Partially applied/curried function vs overloaded function

Question

Whilst I understand what a partially applied/curried function is, I still don't fully understand why I would use such a function vs simply overloading a function. I.e. given:

def add(a: Int, b: Int): Int = a + b
val addV = (a: Int, b: Int) => a + b

What is the practical difference between

def addOne(b: Int): Int = add(1, b)

and

def addOnePA = add(1, _:Int)
// or currying
val addOneC = addV.curried(1)

Please note I am NOT asking about currying vs partially applied functions as this has been asked before and I have read the answers.

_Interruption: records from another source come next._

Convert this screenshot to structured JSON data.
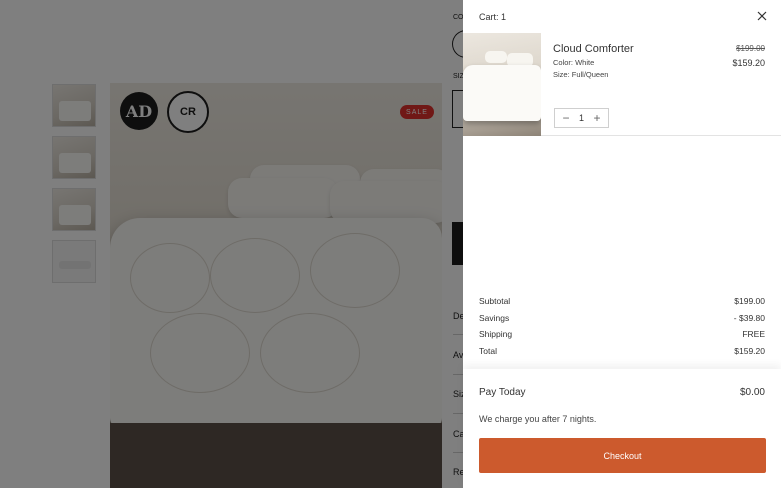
{
  "background": {
    "sale_badge": "SALE",
    "ad_badge": "AD",
    "cr_badge": "CR",
    "right_labels": [
      "CO",
      "SIZ",
      "De",
      "Av",
      "Siz",
      "Ca",
      "Re"
    ]
  },
  "cart": {
    "title": "Cart: 1",
    "item": {
      "name": "Cloud Comforter",
      "color": "Color: White",
      "size": "Size: Full/Queen",
      "price_old": "$199.00",
      "price_new": "$159.20",
      "quantity": "1",
      "minus": "−",
      "plus": "+"
    },
    "summary": [
      {
        "label": "Subtotal",
        "value": "$199.00"
      },
      {
        "label": "Savings",
        "value": "- $39.80"
      },
      {
        "label": "Shipping",
        "value": "FREE"
      },
      {
        "label": "Total",
        "value": "$159.20"
      }
    ],
    "pay_today_label": "Pay Today",
    "pay_today_amount": "$0.00",
    "charge_note": "We charge you after 7 nights.",
    "checkout_label": "Checkout"
  },
  "colors": {
    "checkout": "#cc5a2d",
    "sale": "#e0312d"
  }
}
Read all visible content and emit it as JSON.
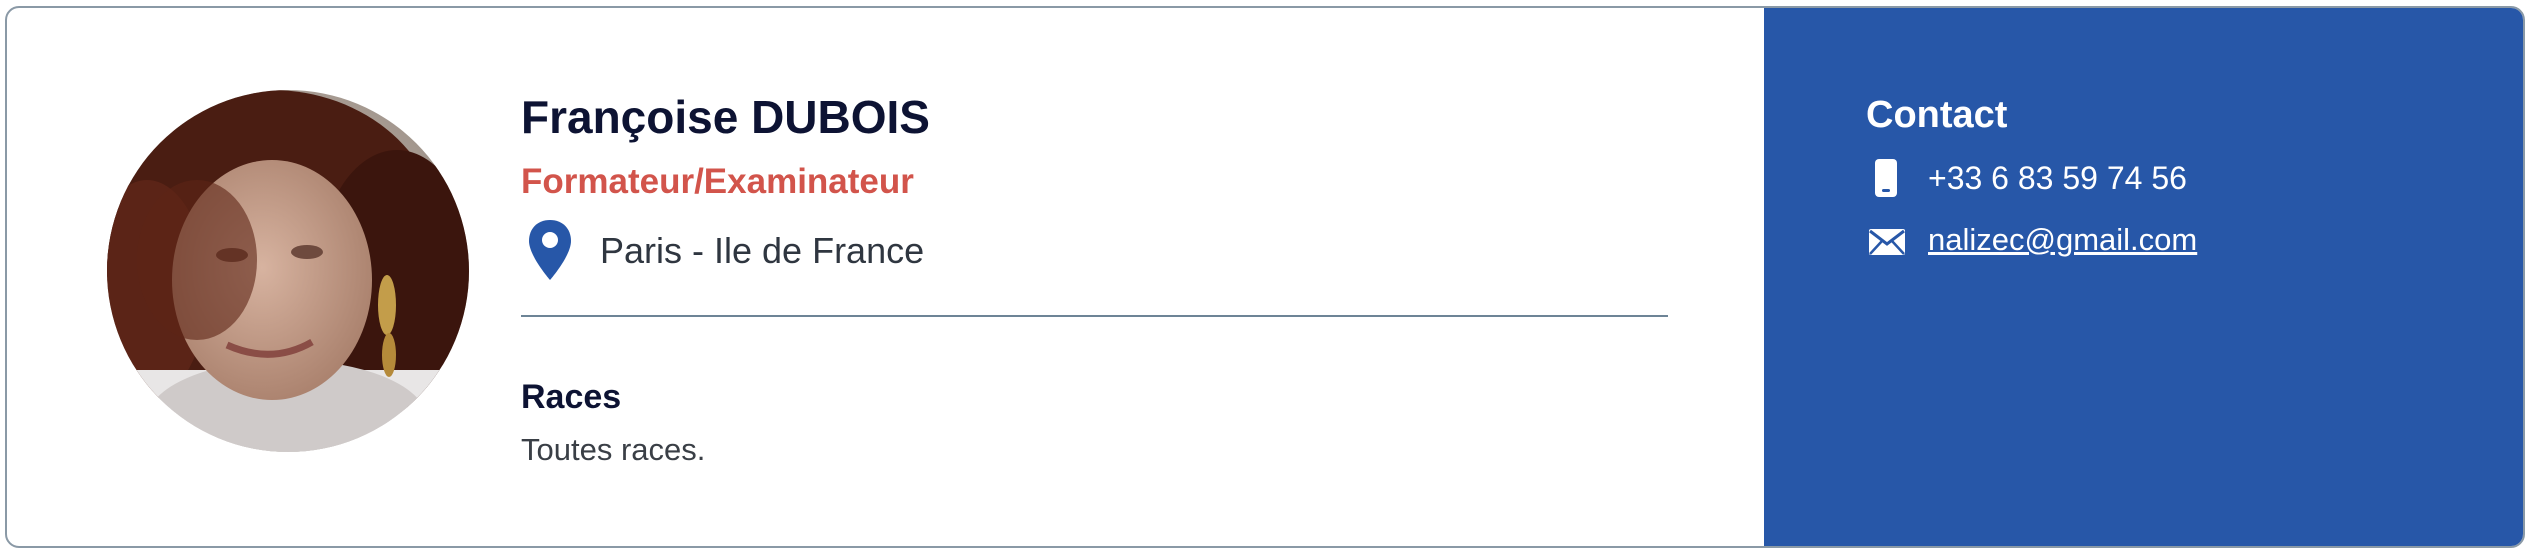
{
  "profile": {
    "name": "Françoise DUBOIS",
    "role": "Formateur/Examinateur",
    "location": "Paris - Ile de France",
    "races_title": "Races",
    "races_text": "Toutes races.",
    "avatar_icon": "person-photo"
  },
  "contact": {
    "title": "Contact",
    "phone": "+33 6 83 59 74 56",
    "email": "nalizec@gmail.com",
    "phone_icon": "phone-icon",
    "mail_icon": "mail-icon"
  },
  "colors": {
    "accent_blue": "#2757a8",
    "role_red": "#d2544b",
    "title_dark": "#0d1333",
    "border": "#8a99a6"
  }
}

I am asking about currying/partially applied functions VS overloaded functions

Answer 1

The difference in your example is that overloaded function will have hardcoded value 1 for the first argument to add, i.e. set at compile time, while partially applied or curried functions are meant to capture their arguments dynamically, i.e. at run time. Otherwise, in your particular example, because you are hardcoding 1 in both cases it's pretty much the same thing.

You would use partially applied/curried function when you pass it through different contexts, and it captures/fills-in arguments dynamically until it's completely ready to be evaluated. In FP this is important because many times you don't pass values, but rather pass functions around. It allows for higher composability and code reusability.

Answer 2

There's a couple reasons why you might prefer partially applied functions. The most obvious and perhaps superficial one is that you don't have to write out intermediate functions such as addOnePA.

List(1, 2, 3, 4) map (_ + 3) // List(4, 5, 6, 7)

is nicer than

def add3(x: Int): Int = x + 3
List(1, 2, 3, 4) map add3

Even the anonymous function approach (that the underscore ends up expanding out to by the compiler) feels a tiny bit clunky in comparison.

List(1, 2, 3, 4) map (x => x + 3)

Less superficially, partial application comes in handy when you're truly passing around functions as first-class values.

val fs = List[(Int, Int) => Int](_ + _, _ * _, _ / _)
val on3 = fs map (f => f(_, 3)) // partial application
val allTogether = on3.foldLeft{identity[Int] _}{_ compose _}

allTogether(6) // (6 / 3) * 3 + 3 = 9

Imagine if I hadn't told you what the functions in fs were. The trick of coming up with named function equivalents instead of partial application becomes harder to use.

As for currying, currying functions often lets you naturally express transformations of functions that produce other functions (rather than a higher order function that simply produces a non-function value at the end) which might otherwise be less clear.

For example,

def integrate(f: Double => Double, delta: Double = 0.01)(x: Double): Double = {
  val domain = Range.Double(0.0, x, delta)
  domain.foldLeft(0.0){case (acc, a) => delta * f(a) + acc      
}

can be thought of and used in the way that you actually learned integration in calculus, namely as a transformation of a function that produces another function.

def square(x: Double): Double = x * x

// Ignoring issues of numerical stability for the moment...
// The underscore is really just a wart that Scala requires to bind it to a val
val cubic = integrate(square) _ 
val quartic = integrate(cubic) _
val quintic = integrate(quartic) _

// Not *utterly* horrible for a two line numerical integration function
cubic(1) // 0.32835000000000014
quartic(1) // 0.0800415
quintic(1) // 0.015449626499999999

Currying also alleviates a few of the problems around fixed function arity.

implicit class LiftedApply[A, B](fOpt: Option[A => B]){ 
  def ap(xOpt: Option[A]): Option[B] = for {
    f <- fOpt
    x <- xOpt
  } yield f(x)
}

def not(x: Boolean): Boolean = !x
def and(x: Boolean)(y: Boolean): Boolean = x && y
def and3(x: Boolean)(y: Boolean)(z: Boolean): Boolean = x && y && z

Some(not _) ap Some(false) // true
Some(and _) ap Some(true) ap Some(true) // true
Some(and3 _) ap Some(true) ap Some(true) ap Some(true) // true

By having curried functions, we've been able to "lift" a function to work on Option for as many arguments as we need. If our logic functions had not been curried, then we would have had to have separate functions to lift A => B to Option[A] => Option[B], (A, B) => C to (Option[A], Option[B]) => Option[C], (A, B, C) => D to (Option[A], Option[B], Option[C]) => Option[D] and so on for all the arities we cared about.

Currying also has some other miscellaneous benefits when it comes to type inference and is required if you have both implicit and non-implicit arguments for a method.

Finally, the answers to this question list out some more times you might want currying.